Dunlin - Canon 400D + 100-400mm
We left and watched the butterflies and dragonflies around the water margin near to the hide. We were watching  a Small Copper, some Small Whites, and a Common Blue of the former and some Common Hawkers and a Common Darter of the latter when a gentleman called us back into the hide as a Water Rail had just reappeared, it was my first sighting of one this year and lovely to see as it walked along the waterline on the far bank too far away to photograph. It was very kind of those in the hide to consider calling us back.

Common Blue - Canon 400D + 100-400mm
The walk to the sluice was uneventful and we set up on the creek side of the flood to scour it from another angle but nothing new seen, however I looked over to where the Water Rail had been to see two Water Rails walking together which were then joined by a third – I was in seventh heaven, especially as one of them thought it best to walk in the sunshine avoiding the reeds all together.
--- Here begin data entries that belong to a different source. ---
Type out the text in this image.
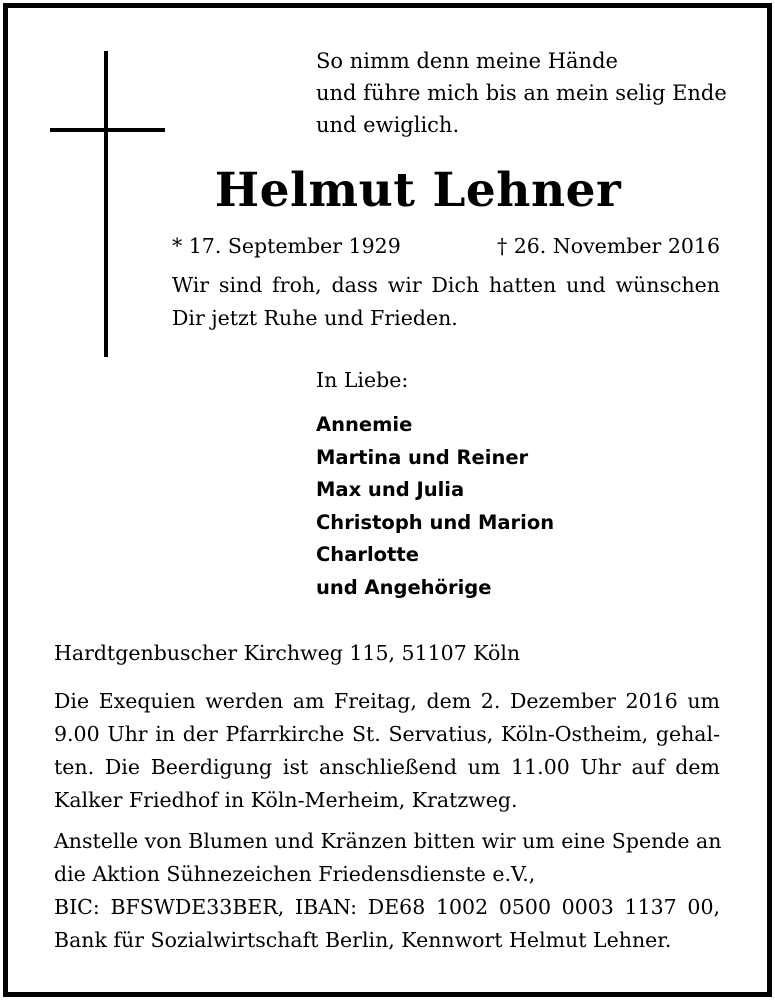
So nimm denn meine Hände
und führe mich bis an mein selig Ende
und ewiglich.
Helmut Lehner
* 17. September 1929	† 26. November 2016
Wir sind froh, dass wir Dich hatten und wünschen
Dir jetzt Ruhe und Frieden.
In Liebe:
Annemie
Martina und Reiner
Max und Julia
Christoph und Marion
Charlotte
und Angehörige
Hardtgenbuscher Kirchweg 115, 51107 Köln
Die Exequien werden am Freitag, dem 2. Dezember 2016 um
9.00 Uhr in der Pfarrkirche St. Servatius, Köln-Ostheim, gehal-
ten. Die Beerdigung ist anschließend um 11.00 Uhr auf dem
Kalker Friedhof in Köln-Merheim, Kratzweg.
Anstelle von Blumen und Kränzen bitten wir um eine Spende an
die Aktion Sühnezeichen Friedensdienste e.V.,
BIC: BFSWDE33BER, IBAN: DE68 1002 0500 0003 1137 00,
Bank für Sozialwirtschaft Berlin, Kennwort Helmut Lehner.
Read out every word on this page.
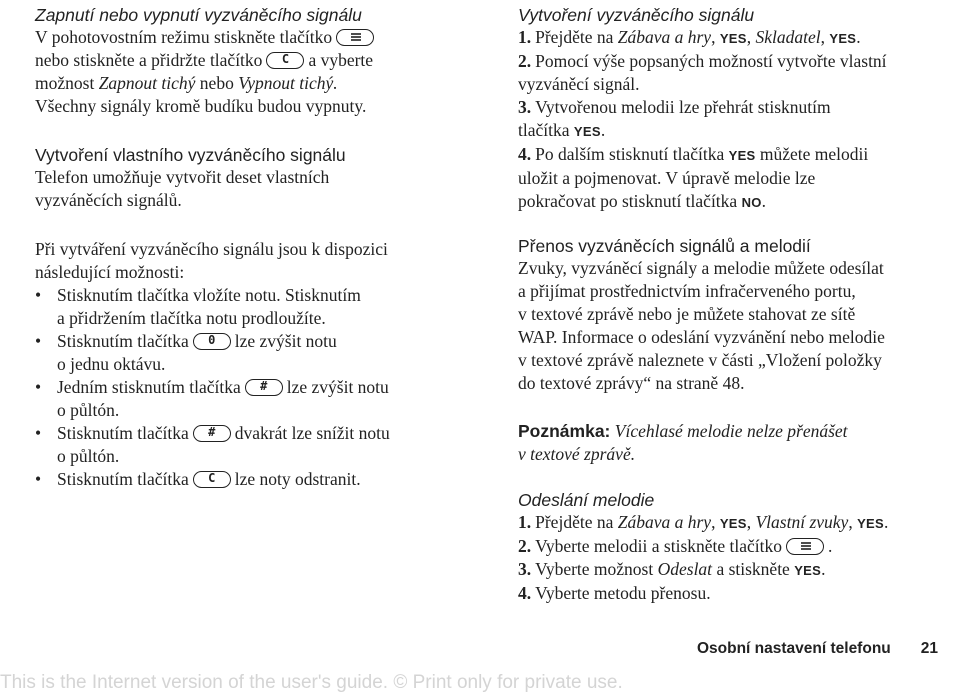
Zapnutí nebo vypnutí vyzváněcího signálu

V pohotovostním režimu stiskněte tlačítko

nebo stiskněte a přidržte tlačítko	C	a vyberte

možnost Zapnout tichý nebo Vypnout tichý.

Všechny signály kromě budíku budou vypnuty.

Vytvoření vlastního vyzváněcího signálu

Telefon umožňuje vytvořit deset vlastních

vyzváněcích signálů.

Při vytváření vyzváněcího signálu jsou k dispozici

následující možnosti:

• Stisknutím tlačítka vložíte notu. Stisknutím
a přidržením tlačítka notu prodloužíte.
• Stisknutím tlačítka	0	lze zvýšit notu
o jednu oktávu.
• Jedním stisknutím tlačítka	#	lze zvýšit notu
o půltón.
• Stisknutím tlačítka	#	dvakrát lze snížit notu
o půltón.
• Stisknutím tlačítka	C	lze noty odstranit.

Vytvoření vyzváněcího signálu

1. Přejděte na Zábava a hry, YES, Skladatel, YES.
2. Pomocí výše popsaných možností vytvořte vlastní
vyzváněcí signál.
3. Vytvořenou melodii lze přehrát stisknutím
tlačítka YES.
4. Po dalším stisknutí tlačítka YES můžete melodii
uložit a pojmenovat. V úpravě melodie lze
pokračovat po stisknutí tlačítka NO.

Přenos vyzváněcích signálů a melodií

Zvuky, vyzváněcí signály a melodie můžete odesílat

a přijímat prostřednictvím infračerveného portu,

v textové zprávě nebo je můžete stahovat ze sítě

WAP. Informace o odeslání vyzvánění nebo melodie

v textové zprávě naleznete v části „Vložení položky

do textové zprávy“ na straně 48.

Poznámka: Vícehlasé melodie nelze přenášet

v textové zprávě.

Odeslání melodie

1. Přejděte na Zábava a hry, YES, Vlastní zvuky, YES.
2. Vyberte melodii a stiskněte tlačítko	.
3. Vyberte možnost Odeslat a stiskněte YES.
4. Vyberte metodu přenosu.
Osobní nastavení telefonu 21
This is the Internet version of the user's guide. © Print only for private use.
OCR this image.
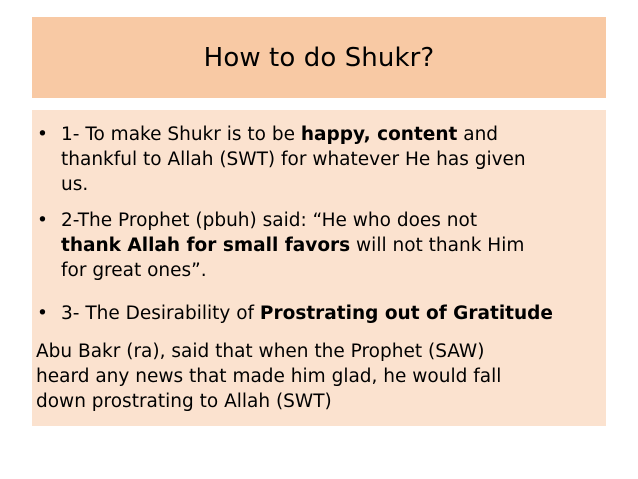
How to do Shukr?
• 1- To make Shukr is to be happy, content and
thankful to Allah (SWT) for whatever He has given
us.
• 2-The Prophet (pbuh) said: “He who does not
thank Allah for small favors will not thank Him
for great ones”.
• 3- The Desirability of Prostrating out of Gratitude
Abu Bakr (ra), said that when the Prophet (SAW)
heard any news that made him glad, he would fall
down prostrating to Allah (SWT)
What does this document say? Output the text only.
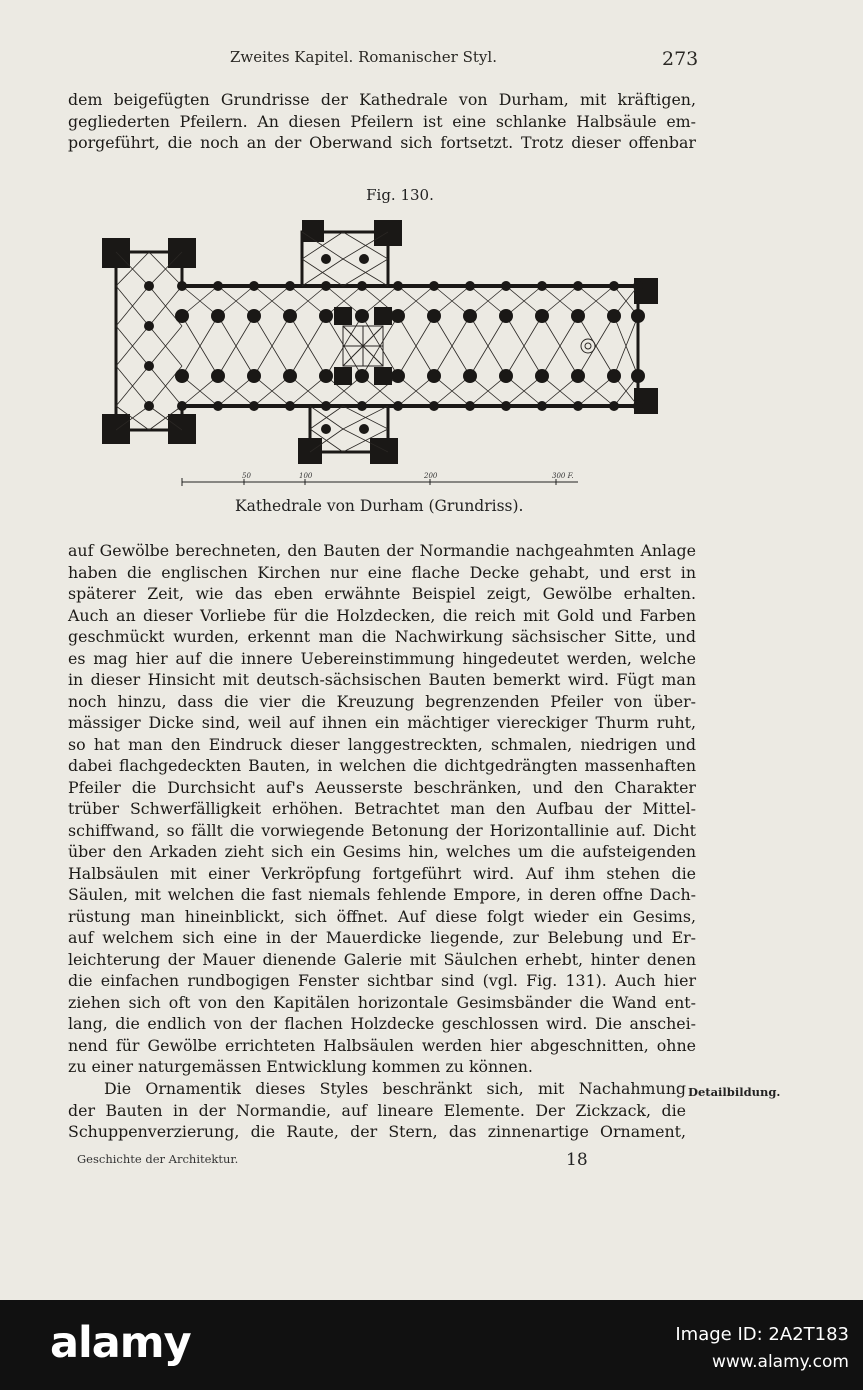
Zweites Kapitel. Romanischer Styl.	273
dem beigefügten Grundrisse der Kathedrale von Durham, mit kräftigen,
gegliederten Pfeilern. An diesen Pfeilern ist eine schlanke Halbsäule em-
porgeführt, die noch an der Oberwand sich fortsetzt. Trotz dieser offenbar
Fig. 130.
50	100	200	300 F.
Kathedrale von Durham (Grundriss).
auf Gewölbe berechneten, den Bauten der Normandie nachgeahmten Anlage
haben die englischen Kirchen nur eine flache Decke gehabt, und erst in
späterer Zeit, wie das eben erwähnte Beispiel zeigt, Gewölbe erhalten.
Auch an dieser Vorliebe für die Holzdecken, die reich mit Gold und Farben
geschmückt wurden, erkennt man die Nachwirkung sächsischer Sitte, und
es mag hier auf die innere Uebereinstimmung hingedeutet werden, welche
in dieser Hinsicht mit deutsch-sächsischen Bauten bemerkt wird. Fügt man
noch hinzu, dass die vier die Kreuzung begrenzenden Pfeiler von über-
mässiger Dicke sind, weil auf ihnen ein mächtiger viereckiger Thurm ruht,
so hat man den Eindruck dieser langgestreckten, schmalen, niedrigen und
dabei flachgedeckten Bauten, in welchen die dichtgedrängten massenhaften
Pfeiler die Durchsicht auf's Aeusserste beschränken, und den Charakter
trüber Schwerfälligkeit erhöhen. Betrachtet man den Aufbau der Mittel-
schiffwand, so fällt die vorwiegende Betonung der Horizontallinie auf. Dicht
über den Arkaden zieht sich ein Gesims hin, welches um die aufsteigenden
Halbsäulen mit einer Verkröpfung fortgeführt wird. Auf ihm stehen die
Säulen, mit welchen die fast niemals fehlende Empore, in deren offne Dach-
rüstung man hineinblickt, sich öffnet. Auf diese folgt wieder ein Gesims,
auf welchem sich eine in der Mauerdicke liegende, zur Belebung und Er-
leichterung der Mauer dienende Galerie mit Säulchen erhebt, hinter denen
die einfachen rundbogigen Fenster sichtbar sind (vgl. Fig. 131). Auch hier
ziehen sich oft von den Kapitälen horizontale Gesimsbänder die Wand ent-
lang, die endlich von der flachen Holzdecke geschlossen wird. Die anschei-
nend für Gewölbe errichteten Halbsäulen werden hier abgeschnitten, ohne
zu einer naturgemässen Entwicklung kommen zu können.
Die Ornamentik dieses Styles beschränkt sich, mit Nachahmung
der Bauten in der Normandie, auf lineare Elemente. Der Zickzack, die
Schuppenverzierung, die Raute, der Stern, das zinnenartige Ornament,
Detailbildung.
Geschichte der Architektur.	18
alamy	Image ID: 2A2T183
www.alamy.com
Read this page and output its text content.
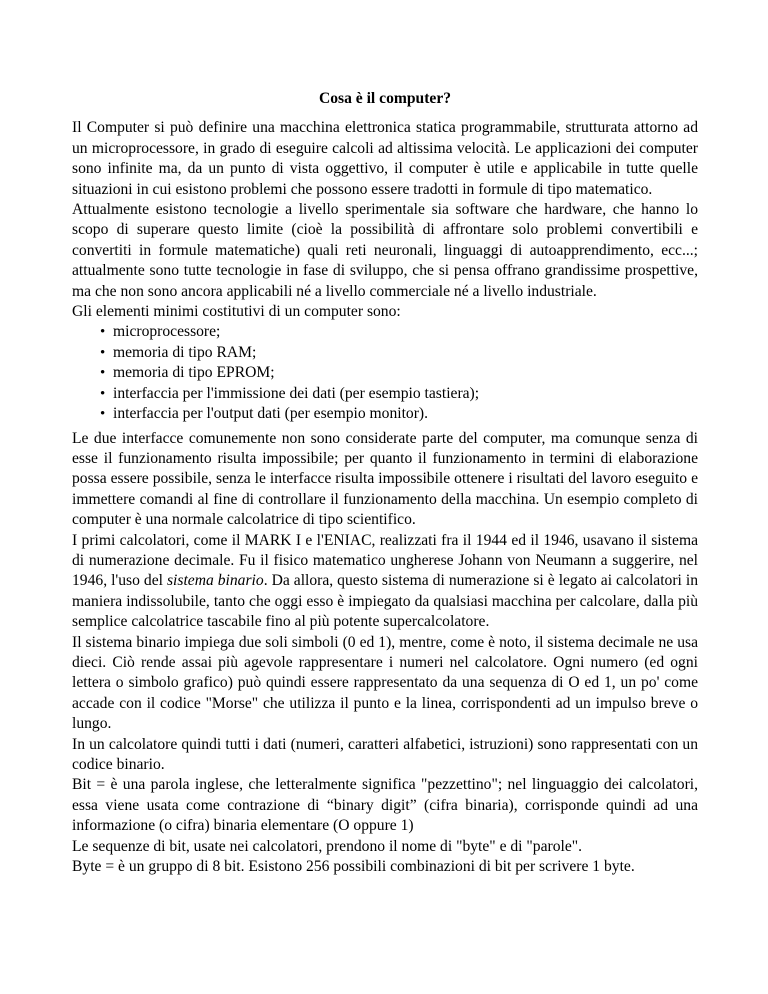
Cosa è il computer?

Il Computer si può definire una macchina elettronica statica programmabile, strutturata attorno ad un microprocessore, in grado di eseguire calcoli ad altissima velocità. Le applicazioni dei computer sono infinite ma, da un punto di vista oggettivo, il computer è utile e applicabile in tutte quelle situazioni in cui esistono problemi che possono essere tradotti in formule di tipo matematico.

Attualmente esistono tecnologie a livello sperimentale sia software che hardware, che hanno lo scopo di superare questo limite (cioè la possibilità di affrontare solo problemi convertibili e convertiti in formule matematiche) quali reti neuronali, linguaggi di autoapprendimento, ecc...; attualmente sono tutte tecnologie in fase di sviluppo, che si pensa offrano grandissime prospettive, ma che non sono ancora applicabili né a livello commerciale né a livello industriale.

Gli elementi minimi costitutivi di un computer sono:

• microprocessore;
• memoria di tipo RAM;
• memoria di tipo EPROM;
• interfaccia per l'immissione dei dati (per esempio tastiera);
• interfaccia per l'output dati (per esempio monitor).

Le due interfacce comunemente non sono considerate parte del computer, ma comunque senza di esse il funzionamento risulta impossibile; per quanto il funzionamento in termini di elaborazione possa essere possibile, senza le interfacce risulta impossibile ottenere i risultati del lavoro eseguito e immettere comandi al fine di controllare il funzionamento della macchina. Un esempio completo di computer è una normale calcolatrice di tipo scientifico.

I primi calcolatori, come il MARK I e l'ENIAC, realizzati fra il 1944 ed il 1946, usavano il sistema di numerazione decimale. Fu il fisico matematico ungherese Johann von Neumann a suggerire, nel 1946, l'uso del sistema binario. Da allora, questo sistema di numerazione si è legato ai calcolatori in maniera indissolubile, tanto che oggi esso è impiegato da qualsiasi macchina per calcolare, dalla più semplice calcolatrice tascabile fino al più potente supercalcolatore.

Il sistema binario impiega due soli simboli (0 ed 1), mentre, come è noto, il sistema decimale ne usa dieci. Ciò rende assai più agevole rappresentare i numeri nel calcolatore. Ogni numero (ed ogni lettera o simbolo grafico) può quindi essere rappresentato da una sequenza di O ed 1, un po' come accade con il codice "Morse" che utilizza il punto e la linea, corrispondenti ad un impulso breve o lungo.

In un calcolatore quindi tutti i dati (numeri, caratteri alfabetici, istruzioni) sono rappresentati con un codice binario.

Bit = è una parola inglese, che letteralmente significa "pezzettino"; nel linguaggio dei calcolatori, essa viene usata come contrazione di “binary digit” (cifra binaria), corrisponde quindi ad una informazione (o cifra) binaria elementare (O oppure 1)

Le sequenze di bit, usate nei calcolatori, prendono il nome di "byte" e di "parole".

Byte = è un gruppo di 8 bit. Esistono 256 possibili combinazioni di bit per scrivere 1 byte.
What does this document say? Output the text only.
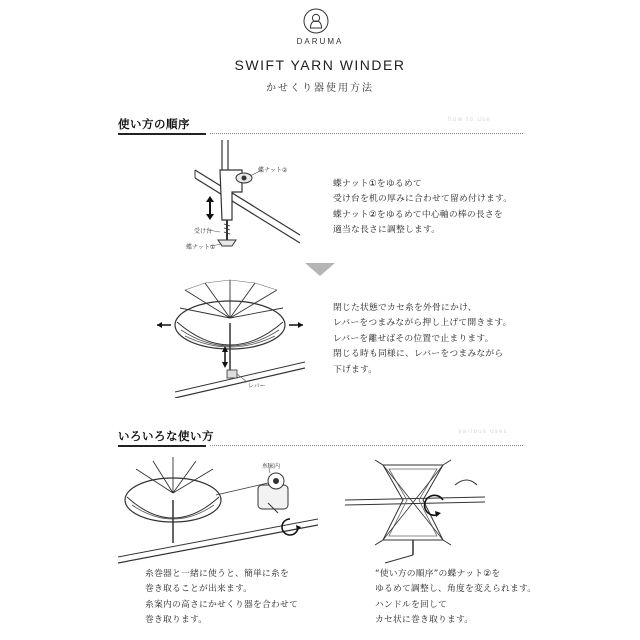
DARUMA
SWIFT YARN WINDER
かせくり器使用方法
使い方の順序	how to use
蝶ナット②
受け台
蝶ナット①
蝶ナット①をゆるめて
受け台を机の厚みに合わせて留め付けます。
蝶ナット②をゆるめて中心軸の棒の長さを
適当な長さに調整します。
レバー
閉じた状態でカセ糸を外骨にかけ、
レバーをつまみながら押し上げて開きます。
レバーを離せばその位置で止まります。
閉じる時も同様に、レバーをつまみながら
下げます。
いろいろな使い方	various uses
糸案内
糸巻器と一緒に使うと、簡単に糸を
巻き取ることが出来ます。
糸案内の高さにかせくり器を合わせて
巻き取ります。
“使い方の順序”の蝶ナット②を
ゆるめて調整し、角度を変えられます。
ハンドルを回して
カセ状に巻き取ります。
Golden Plovers (from road) note summer plumage far right - Canon 400D + 100-400mm

The walk to the Sea Wall hide flushed out a solitary Long Tailed Tit, a pair of House Sparrows and a Linnet were seen in the various bushes whilst on the bank near the hide we saw a Pied Wagtail and some Reed Buntings. From the hide little was to be seen due to a very high tide however on the distant shore towards Seasalter were a large number of Oystercatchers. A check of Sheppey gave up a Marsh Harrier directly north of us.
Reed Bunting - Canon 400D + 100-400mm
Other birds seen were Carrion Crows, Wood Pigeons Collared Dove, and Herring Gull. A total of 42 for the days walk but for me the highlight was the three Water Rails. A final thank you to the person who found the lost eyecup to my telescope and put it on a post for me to find, I am very grateful.